Despite Sumbler’s claim, the suit alleges that none of the boxers – Broner, Davis, and Charlo – had any “gang affiliations,” and that Perry, or any of the other inspectors, were ever charged with security duties.
The godmother of former middleweight champion Daniel Jacobs, Perry claims she was terminated on unlawful retaliatory grounds after she filed a complaint with the inspector general of New York regarding the “gender and race based discrimination” against her by Sumbler and Giardina. More recently, according to a document obtained by BoxingScene.com, a complaint that Perry lodged with the New York State Division of Human Rights came back with a probable cause for discrimination verdict and recommendation for a public hearing.
Perry has a long – and questionable – history of filing internal complaints with the NYSAC. Over the years, she has registered multiple discrimination, criminal conduct, and workplace violence complaints against the NYSAC, including former Executive Director David Berlin, none of which, according to reporting by Thomas Hauser, resulted in any finding of wrongdoing. In addition, Perry had been on the receiving end of numerous complaints regarding her performance as an inspector: she was found multiples times leaving fighters unattended and misusing her badge to gain access to the locker rooms of fighters to whom she was not assigned, according to Hauser. Outside of boxing, Perry has also filed at least two lawsuits against her previous private-sector employers, one of which was dismissed by a judge.

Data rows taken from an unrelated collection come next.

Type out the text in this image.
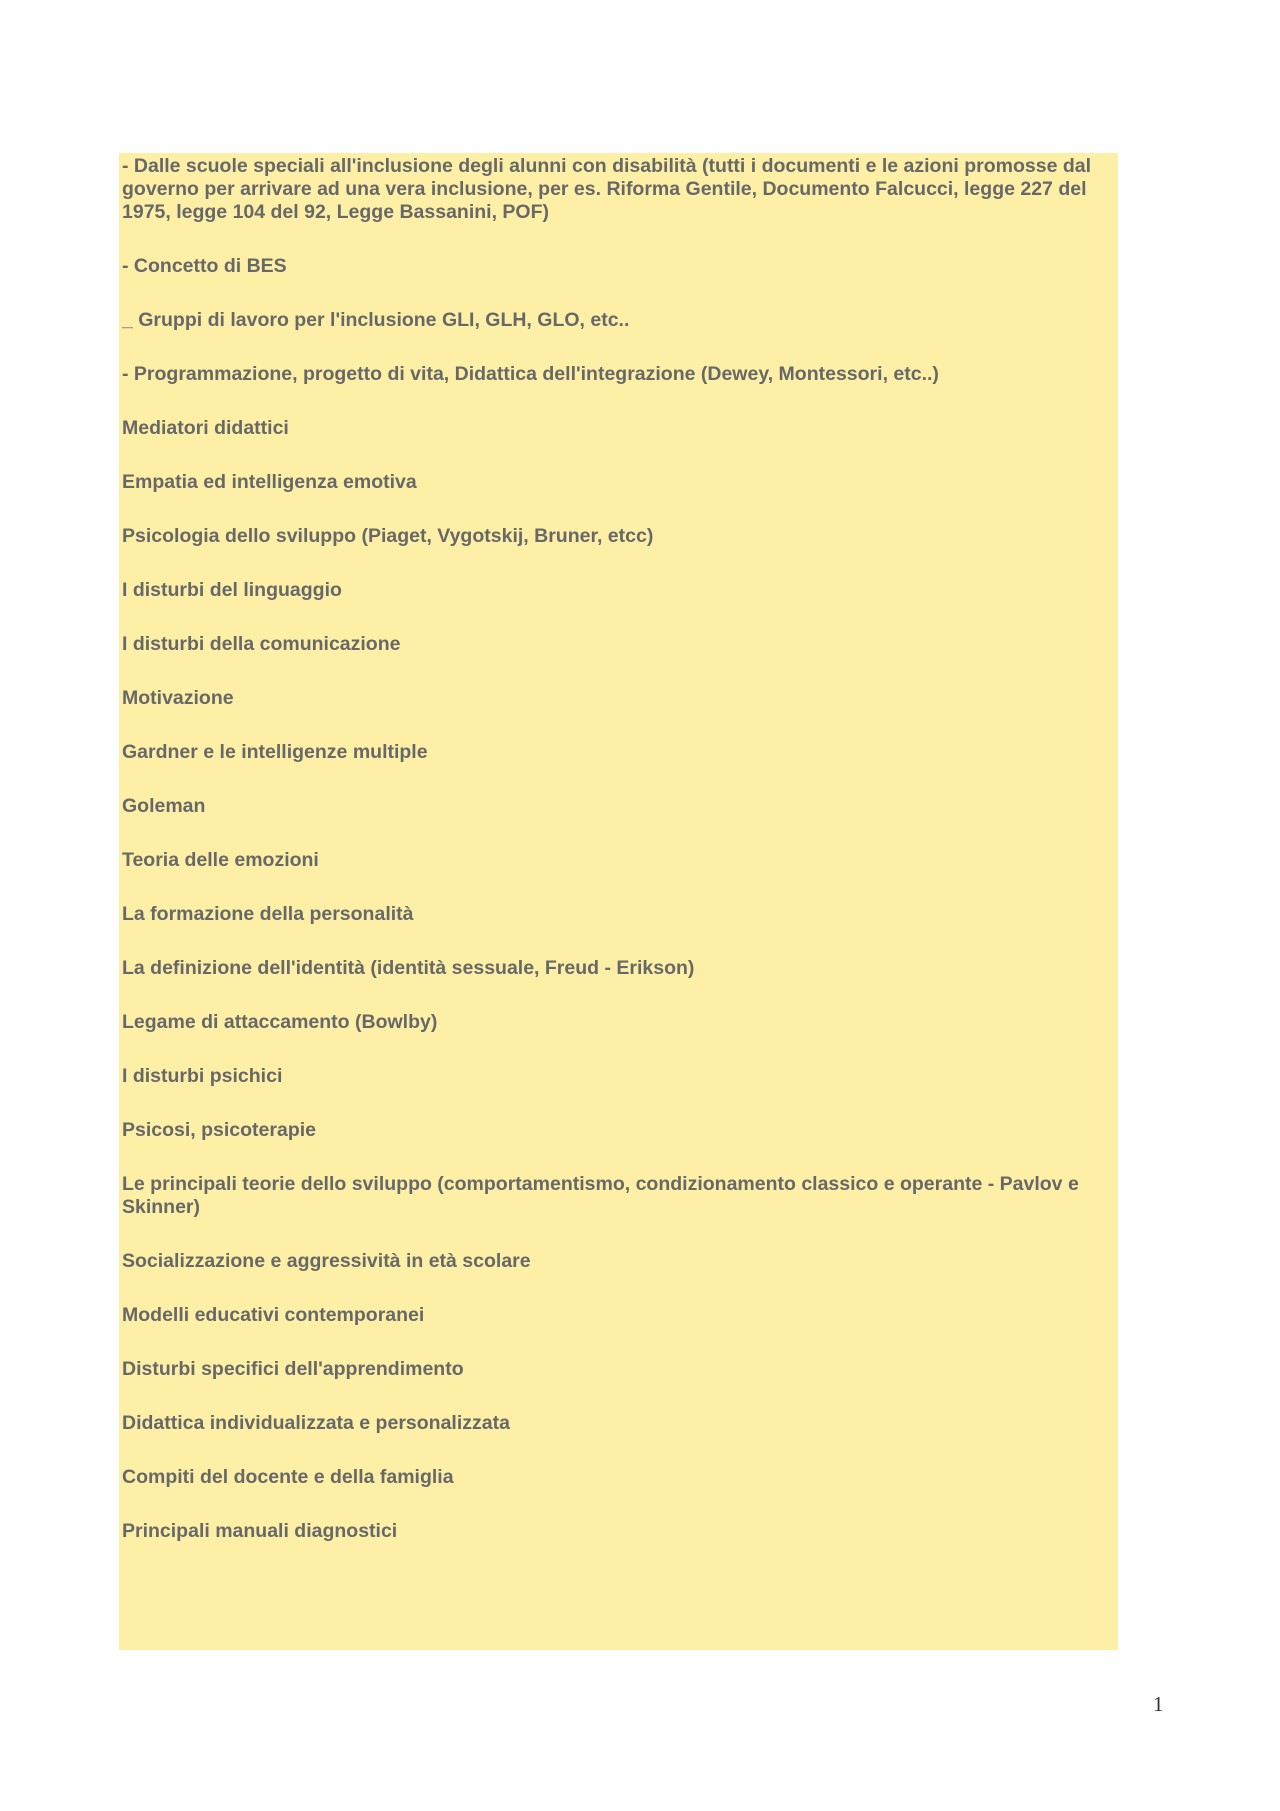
- Dalle scuole speciali all'inclusione degli alunni con disabilità (tutti i documenti e le azioni promosse dal governo per arrivare ad una vera inclusione, per es. Riforma Gentile, Documento Falcucci, legge 227 del 1975, legge 104 del 92, Legge Bassanini, POF)

- Concetto di BES

_ Gruppi di lavoro per l'inclusione GLI, GLH, GLO, etc..

- Programmazione, progetto di vita, Didattica dell'integrazione (Dewey, Montessori, etc..)

Mediatori didattici

Empatia ed intelligenza emotiva

Psicologia dello sviluppo (Piaget, Vygotskij, Bruner, etcc)

I disturbi del linguaggio

I disturbi della comunicazione

Motivazione

Gardner e le intelligenze multiple

Goleman

Teoria delle emozioni

La formazione della personalità

La definizione dell'identità (identità sessuale, Freud - Erikson)

Legame di attaccamento (Bowlby)

I disturbi psichici

Psicosi, psicoterapie

Le principali teorie dello sviluppo (comportamentismo, condizionamento classico e operante - Pavlov e Skinner)

Socializzazione e aggressività in età scolare

Modelli educativi contemporanei

Disturbi specifici dell'apprendimento

Didattica individualizzata e personalizzata

Compiti del docente e della famiglia

Principali manuali diagnostici

1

The suit further alleges that Seme, who started with the NYSAC in 2015, was let go in March 2017 on the “false pretext” that he had made a threat to Sumbler about blowing up a building. According to the suit, “Sumbler’s lie” led her to “weaponize” two state troopers who showed up several times at Seme’s home with “threats of police action and bodily harm.” Seme described being “shocked, intimidated, and terrorized with the prospect of arrest […] based on patently false allegations.”
However, like Perry, Seme also has a patchy record with the NYSAC. According to Hauser’s reporting, Seme once failed to escort a fighter scheduled to appear on a card at Madison Square Garden, in 2017, to his mandatory pre-fight physical examination, a potentially life-jeopardizing oversight, given that a fighter could have been dealing with medical symptoms that would have been exacerbated by receiving blows to the head. When Seme was asked by a deputy commissioner if the fighter had received his pre-fight medical examination, he “misstated the facts and told him ‘yes.’” When it was discovered later that night that Seme had not told the truth, he was promptly terminated. After the conclusion of the card, however, Seme was found waiting outside the arena in order to accost the commissioners. It was in this instance that Sumbler reportedly heard Seme shout into his cell phone, “These motherf****** can’t do that. I’ll kill them all,” which triggered the visits from the state troopers.
Citing emotional anguish and physical decline, the plaintiffs are seeking both compensatory and punitive damages.